I've been thinking lately that the hardest thing about innovation with web 2.0 tools these days is not related to age specifically. It is a function of the last finite resource in a world of ambient findability: attention.
College students are often early adopters of innovative technology because they have an excess of time and attention. The older a person gets the more their time is "value added" with job and family commitments. Time does not equal money. Time = value. To the extent that a person values their job, their family, their hobbies, their health, they will spend time on it. Once those habits of time investment are established, investing in a technology that was invented a few days or months ago seems foolish. Often it is foolish. But the power of Web 2.0 technology exceeds the printing press. This is why investing the time to explore and discover new technologies is ultimately worthwhile.

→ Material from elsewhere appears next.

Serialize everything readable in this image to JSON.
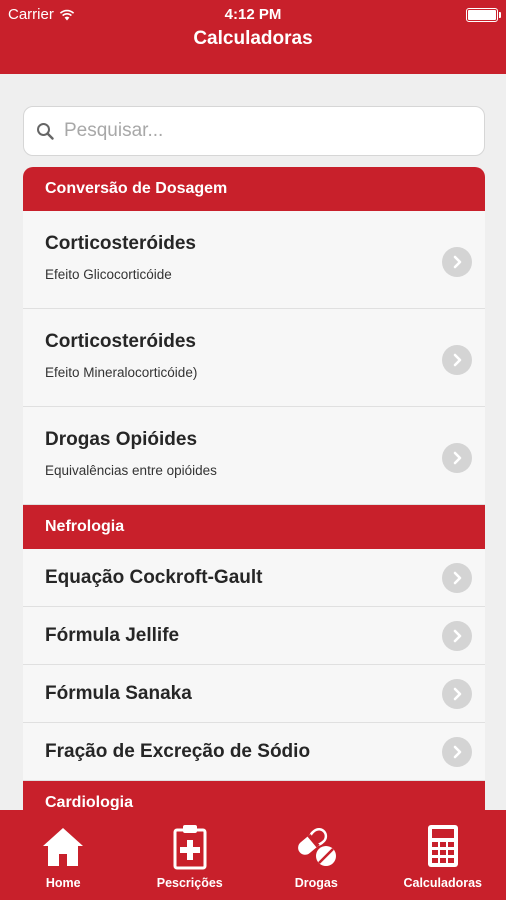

Web 2.0 is really just a new kind of city. It is millions of people who are opening themselves up for real human connection. Investing time in connecting with these people is very important, even if the means of that connection changes so often that it requires a seemingly excessive amount of time to do it.
This will mean a divestment of time in other things for those who have good and healthy habits of investment in other things. I have divested time spent watching TV. I watch very little TV anymore. It is boring, static and feels like a waste of time when compared with finding my friends and new ideas and technologies in a Web 2.0 world. I believe most people have a slice of time that could be reinvested in Web 2.0 that would improve their life far more than what they used to spend that time on.